Nonetheless, its overuse renders it empty – an empty pot (dug up and reconstituted by archaeologists, seemingly filled with layers of subtle and profound meanings and a valuable insights, but basically just an empty pot, the same as all the millions of other pots brought from the ground, that maybe used to have stuff in them, but now they don’t and are destined to be looked at it through the glass of the museum). It is not insightful or interesting surrounded by so many multiples of the same.  It is perfect for those empty Valentine’s Day flowers though.
A Rollercoaster – a piece of mechanical engineering; a track designed to give the participant the feeling of danger and excitement without the risk – an entertainment. It is a manmade simulation. There is never really any danger it is all a construct with the full expectation of getting off at the other end. There is no reality; they were never really out of control. Just like a cliché, there is no danger of expressing anything new or unique.
It’s the Pavlov’s bell with the bovine audience salivating and chewing on their safe illusions like the herd munching on the cud. Emotion – an abject or ecstatic, indescribable force pounding through your body.
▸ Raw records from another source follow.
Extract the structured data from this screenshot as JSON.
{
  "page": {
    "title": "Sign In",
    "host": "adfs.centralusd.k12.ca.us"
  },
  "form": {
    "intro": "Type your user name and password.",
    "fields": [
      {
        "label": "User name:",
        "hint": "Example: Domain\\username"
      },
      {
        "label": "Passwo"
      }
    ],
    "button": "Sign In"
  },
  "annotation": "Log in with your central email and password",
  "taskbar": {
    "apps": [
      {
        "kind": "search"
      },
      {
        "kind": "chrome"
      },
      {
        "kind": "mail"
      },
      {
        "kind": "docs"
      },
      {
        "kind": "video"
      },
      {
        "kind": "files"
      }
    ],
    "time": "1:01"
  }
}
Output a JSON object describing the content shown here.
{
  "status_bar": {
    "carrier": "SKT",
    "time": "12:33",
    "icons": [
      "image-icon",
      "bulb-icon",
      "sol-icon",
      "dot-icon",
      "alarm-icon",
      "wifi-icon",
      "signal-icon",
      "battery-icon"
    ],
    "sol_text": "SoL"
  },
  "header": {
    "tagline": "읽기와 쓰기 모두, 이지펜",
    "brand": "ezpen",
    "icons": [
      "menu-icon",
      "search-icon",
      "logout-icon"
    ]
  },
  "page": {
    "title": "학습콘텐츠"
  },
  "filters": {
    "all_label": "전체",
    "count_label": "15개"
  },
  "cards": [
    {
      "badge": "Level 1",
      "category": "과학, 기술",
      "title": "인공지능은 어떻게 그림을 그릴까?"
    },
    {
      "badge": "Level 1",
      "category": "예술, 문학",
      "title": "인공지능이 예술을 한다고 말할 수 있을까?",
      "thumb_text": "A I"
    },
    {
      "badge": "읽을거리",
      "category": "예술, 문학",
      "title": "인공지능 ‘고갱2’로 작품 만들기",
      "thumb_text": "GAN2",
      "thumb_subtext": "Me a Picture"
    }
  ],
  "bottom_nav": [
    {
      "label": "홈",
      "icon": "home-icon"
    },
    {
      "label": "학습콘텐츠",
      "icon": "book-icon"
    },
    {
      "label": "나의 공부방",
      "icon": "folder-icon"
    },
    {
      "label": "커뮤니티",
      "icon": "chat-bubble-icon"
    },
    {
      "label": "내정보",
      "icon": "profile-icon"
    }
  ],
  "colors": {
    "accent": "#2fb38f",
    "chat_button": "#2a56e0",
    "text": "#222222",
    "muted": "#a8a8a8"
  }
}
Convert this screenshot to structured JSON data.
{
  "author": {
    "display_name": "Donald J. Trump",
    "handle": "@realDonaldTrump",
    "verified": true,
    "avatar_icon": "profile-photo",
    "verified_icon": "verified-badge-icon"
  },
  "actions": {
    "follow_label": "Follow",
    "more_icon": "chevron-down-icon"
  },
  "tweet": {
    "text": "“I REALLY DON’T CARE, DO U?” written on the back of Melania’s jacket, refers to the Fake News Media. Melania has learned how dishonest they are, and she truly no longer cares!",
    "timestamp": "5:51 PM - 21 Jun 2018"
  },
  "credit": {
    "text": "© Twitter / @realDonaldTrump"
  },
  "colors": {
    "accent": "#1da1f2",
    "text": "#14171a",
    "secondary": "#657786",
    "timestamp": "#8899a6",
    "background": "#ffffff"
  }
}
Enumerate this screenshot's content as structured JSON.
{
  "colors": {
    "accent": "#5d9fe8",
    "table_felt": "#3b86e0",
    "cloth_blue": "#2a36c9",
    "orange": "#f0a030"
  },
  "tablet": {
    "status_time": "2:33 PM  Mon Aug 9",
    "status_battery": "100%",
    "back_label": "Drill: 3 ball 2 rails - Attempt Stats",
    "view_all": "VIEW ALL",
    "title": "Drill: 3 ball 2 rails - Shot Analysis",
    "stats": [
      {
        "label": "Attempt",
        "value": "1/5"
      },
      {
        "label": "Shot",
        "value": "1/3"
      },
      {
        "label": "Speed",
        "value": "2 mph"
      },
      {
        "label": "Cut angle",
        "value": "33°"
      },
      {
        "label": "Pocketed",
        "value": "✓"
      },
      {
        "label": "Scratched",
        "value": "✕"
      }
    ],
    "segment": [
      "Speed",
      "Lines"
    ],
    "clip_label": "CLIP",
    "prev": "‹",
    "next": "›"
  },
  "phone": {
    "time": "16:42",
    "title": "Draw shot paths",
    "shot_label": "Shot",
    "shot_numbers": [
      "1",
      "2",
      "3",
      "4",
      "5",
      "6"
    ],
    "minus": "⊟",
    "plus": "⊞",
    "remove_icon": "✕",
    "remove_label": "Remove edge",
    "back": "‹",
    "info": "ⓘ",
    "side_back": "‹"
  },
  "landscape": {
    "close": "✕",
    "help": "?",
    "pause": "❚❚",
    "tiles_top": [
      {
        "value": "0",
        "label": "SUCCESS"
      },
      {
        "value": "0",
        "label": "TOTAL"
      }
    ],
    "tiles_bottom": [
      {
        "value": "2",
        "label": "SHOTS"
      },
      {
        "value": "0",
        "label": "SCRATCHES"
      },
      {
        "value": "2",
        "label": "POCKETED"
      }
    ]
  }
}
The feeling and any uniqueness is pre-digested, a soggy molten mush – ding, nom nom nom.

Rear Cellos Rot

I’m being partly jocular of course; word’s can mean many things depending on context and use – I’m being purposefully provocative with my ‘interpretations’, but what I want to show is the rut I can get into with the light – to me it all seems the wrong way around.
The ‘rollercoaster’ implies a structure that humans ride to a resolution. The assertion that I want to make is that the phrase necessitates confusion between language and emotion.  People look into the words like little mirrors and see the something they think they recognise, they take that reflection stick that image like a pastry cutter over their emotion. The mirror image isn’t the real thing, it’s an image, a static, flat copy that seems to refer to something out there, but does not. The mirror is the out there that creates the thing it refers to. Hmm, What? What? What? Yes! Yes! Yes! Basically there is misrecognition between language (the structure, the words) and the emotion (that chaotic, fire-breathing, elusive wisp).  Those empty meaningless Valentine’s Day flowers are what create the affection and bond of the ‘powerful and transcendental love’, not the thing that refers to it. Platitudes, clichés, turn the Real within into a banality, a safe, fettered, loveless marriage with the silence.

Art Closer Role

Take your hammer and break that track of the rollercoaster you’re riding to bleakness, let yourself fall – jump off the rails of pleasure and free-fall into the wind of bliss.
All I’m really saying is it’s better to burn down the fairground than reduce yourself to the mechanics of boredom. Clichés are admissions with little bars, don’t lock yourself in; you don’t have to overhaul the planet, unless you are Socrates or Jesus, just piss into the darkness when it counts, create, innovate; you are not special, what are you trying to protect?  Hang your head in front of oncoming traffic, you might be surprised what happens.